Как раз тот день, когда Уингейту вернули от тайного соавтора переработанную рукопись, его посетил Джонс.
— Сэм, — обратился к нему Уингейт. — Погляди, что этот сукин сын сделал с моей книгой! Слушай: «…Я снова услышал свист бича надсмотрщика. Худощавое тело моего товарища покачнулось от удара. Он закашлялся и медленно соскользнул в воду, доходившую ему до пояса; цепи на ногах потянули его вниз». Честное слово, Сэм, ты когда-нибудь слышал подобный вздор? И взгляни на новое название книги: «Я был рабом на Венере»! Это звучит как признание в суде.
Джонс молча кивнул.
— Послушай-ка это, — продолжал Уингейт. — Рабыни, «битком набитые в тесном помещении, как скот в загоне, с обнаженными телами, блестевшими от пота, отпрянули от…» — о черт, я не могу читать дальше!
— Да ведь на них ничего и не было, кроме набедренных повязок!
— Да, но это не имеет никакого отношения к делу. Костюм работниц Венеры — это необходимость в тех климатических условиях.

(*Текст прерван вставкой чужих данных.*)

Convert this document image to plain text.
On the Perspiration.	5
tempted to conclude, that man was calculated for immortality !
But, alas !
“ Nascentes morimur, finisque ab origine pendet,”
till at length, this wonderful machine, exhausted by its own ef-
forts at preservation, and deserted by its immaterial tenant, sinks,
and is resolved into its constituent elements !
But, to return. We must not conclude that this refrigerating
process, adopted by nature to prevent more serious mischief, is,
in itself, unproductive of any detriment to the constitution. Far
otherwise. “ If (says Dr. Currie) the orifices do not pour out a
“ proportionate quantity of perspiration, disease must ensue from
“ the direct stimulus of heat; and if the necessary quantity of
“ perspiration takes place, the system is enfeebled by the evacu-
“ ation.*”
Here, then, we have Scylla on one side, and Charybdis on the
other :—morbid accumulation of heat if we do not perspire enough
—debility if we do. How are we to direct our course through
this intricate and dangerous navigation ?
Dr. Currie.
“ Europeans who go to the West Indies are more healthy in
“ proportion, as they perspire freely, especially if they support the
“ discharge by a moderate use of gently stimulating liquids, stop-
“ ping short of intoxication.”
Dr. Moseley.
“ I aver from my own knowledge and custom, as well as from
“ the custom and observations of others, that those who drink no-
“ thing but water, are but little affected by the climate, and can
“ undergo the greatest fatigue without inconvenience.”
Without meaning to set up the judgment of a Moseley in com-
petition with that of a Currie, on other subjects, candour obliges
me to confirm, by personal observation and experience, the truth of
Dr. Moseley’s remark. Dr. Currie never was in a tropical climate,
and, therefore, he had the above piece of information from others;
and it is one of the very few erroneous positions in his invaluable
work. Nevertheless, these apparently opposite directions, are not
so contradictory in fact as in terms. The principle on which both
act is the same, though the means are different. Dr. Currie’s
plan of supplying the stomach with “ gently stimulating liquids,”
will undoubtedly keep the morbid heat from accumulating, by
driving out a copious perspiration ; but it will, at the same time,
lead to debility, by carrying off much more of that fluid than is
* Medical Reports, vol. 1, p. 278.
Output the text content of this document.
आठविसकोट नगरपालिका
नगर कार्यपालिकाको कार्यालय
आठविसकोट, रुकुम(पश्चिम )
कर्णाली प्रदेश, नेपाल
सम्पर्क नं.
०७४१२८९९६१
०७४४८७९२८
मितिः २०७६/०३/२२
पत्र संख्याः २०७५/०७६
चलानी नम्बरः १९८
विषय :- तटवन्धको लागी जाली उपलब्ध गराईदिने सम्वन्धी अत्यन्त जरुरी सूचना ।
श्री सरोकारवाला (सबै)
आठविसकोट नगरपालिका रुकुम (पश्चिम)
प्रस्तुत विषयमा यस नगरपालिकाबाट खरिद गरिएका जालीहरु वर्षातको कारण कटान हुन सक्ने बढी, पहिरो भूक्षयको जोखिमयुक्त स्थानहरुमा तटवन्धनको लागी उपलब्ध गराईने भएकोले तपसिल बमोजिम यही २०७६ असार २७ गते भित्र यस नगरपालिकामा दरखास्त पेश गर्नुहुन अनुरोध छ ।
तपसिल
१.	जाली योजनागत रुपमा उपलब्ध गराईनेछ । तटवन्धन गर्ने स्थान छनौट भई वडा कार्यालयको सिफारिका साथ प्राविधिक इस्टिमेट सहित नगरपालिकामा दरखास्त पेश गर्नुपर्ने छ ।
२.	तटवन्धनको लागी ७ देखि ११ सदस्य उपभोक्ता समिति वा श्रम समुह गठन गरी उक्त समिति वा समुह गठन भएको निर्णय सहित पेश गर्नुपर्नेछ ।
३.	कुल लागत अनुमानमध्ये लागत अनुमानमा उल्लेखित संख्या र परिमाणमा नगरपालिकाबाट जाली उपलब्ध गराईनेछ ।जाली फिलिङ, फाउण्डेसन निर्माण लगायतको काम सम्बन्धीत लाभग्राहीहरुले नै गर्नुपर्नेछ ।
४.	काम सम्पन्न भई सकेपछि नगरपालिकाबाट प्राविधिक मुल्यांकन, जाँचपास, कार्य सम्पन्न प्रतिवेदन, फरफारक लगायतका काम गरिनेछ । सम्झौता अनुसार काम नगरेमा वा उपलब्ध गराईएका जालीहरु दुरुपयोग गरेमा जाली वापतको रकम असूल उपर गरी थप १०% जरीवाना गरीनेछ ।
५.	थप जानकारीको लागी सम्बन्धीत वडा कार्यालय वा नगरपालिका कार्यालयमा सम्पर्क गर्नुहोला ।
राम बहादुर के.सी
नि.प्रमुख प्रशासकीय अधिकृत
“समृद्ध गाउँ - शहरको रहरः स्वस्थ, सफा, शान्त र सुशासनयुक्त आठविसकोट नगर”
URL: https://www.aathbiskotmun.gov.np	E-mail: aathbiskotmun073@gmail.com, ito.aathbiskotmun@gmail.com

Нет оснований ухмыляться по этому поводу. Этот человек превратил мою книгу в идиотскую эротическую писанину, у него хватает наглости защищать свой текст! Он утверждает, что полемическую брошюру на социальную тему надо писать сочным языком.
— Ну что ж, он, может быть, и прав в некотором отношении. В «Путешествиях Гулливера» имеется несколько колоритных эпизодов, а сцена бичевания в «Хижине дяди Тома»- отнюдь не подходящие чтение для детей, не говоря уже о «Гроздьях гнева».
— Будь я проклят, если прибегну к такого рода дешевой сенсации. Я борюсь за честное дело, которое каждый может понять.
— Так ли это? — Джонс вынул трубку изо рта. — Интересно, сколько пройдет времени, пока у тебя откроются глаза. Что представляет собой твое дело? В нем нет ничего нового; то же самое происходило на Старом Юге, а затем в Калифорнии, в Мексике, в Австралии, в Южной Африке. Почему? Потому что в условиях свободного предпринимательства, когда денежная система не может удовлетворить его нужды, использование капитала метрополии для развития колоний неизбежно приводит к снижению жизненного уровня в стране и к рабскому труду в колониях. Богатые становятся богаче, а бедные — беднее. Любая добрая воля правящих классов не изменит этого положения, потому что основная проблема требует научного анализа и математического ума. Ты полагаешь, что сможешь объяснить эти проблемы широкой публике?
— Я могу попытаться.
— А чего я достиг, когда пытался разъяснить это тебе, до того как ты своими глазами увидел последствия? А ты ведь — малый не дурак. Нет, Хамф, эти вещи слишком трудно объяснить людям, они слишком абстрактны, чтобы заинтересовать кого бы то ни было. Ты ведь на днях выступал в женском клубе?
— Да.
— И что же, ты имел успех?
— Да вот… Председательница позвонила мне заранее и попросила ограничить мое выступление десятью минутами, так как должна прибыть их президентша и у них будет мало времени в запасе.
— Хм… Ты видишь теперь, с чем конкурируют твои великие социальные откровения! Но это не беда. Десяти минут вполне достаточно, чтобы объяснить эту проблему человеку, если он способен ее понять. Ты кого-нибудь убедил?
— Ну… Я не уверен.
— Ты меня не убеждай, что не уверен! Может быть, они тебе и хлопали, но сколько человек подошли к тебе после выступления и выразили желание подписать чеки? Нет, Хамф, благоразумные рассуждения никуда не приведут тебя в этом развращенном мире.
Для того чтобы заставить слушать себя, ты должен быть демагогом или политическим проповедником, вроде этого типа — Негемии Скаддера. Мы весело и с треском несемся на всех порах в преисподнюю, и это не прекратится, пока все не провалится ко всем чертям!
— Но… О черт, что же мы можем сделать?
— Ничего. Все должно стать гораздо хуже, прежде чем стать немного лучше. Давай выпьем!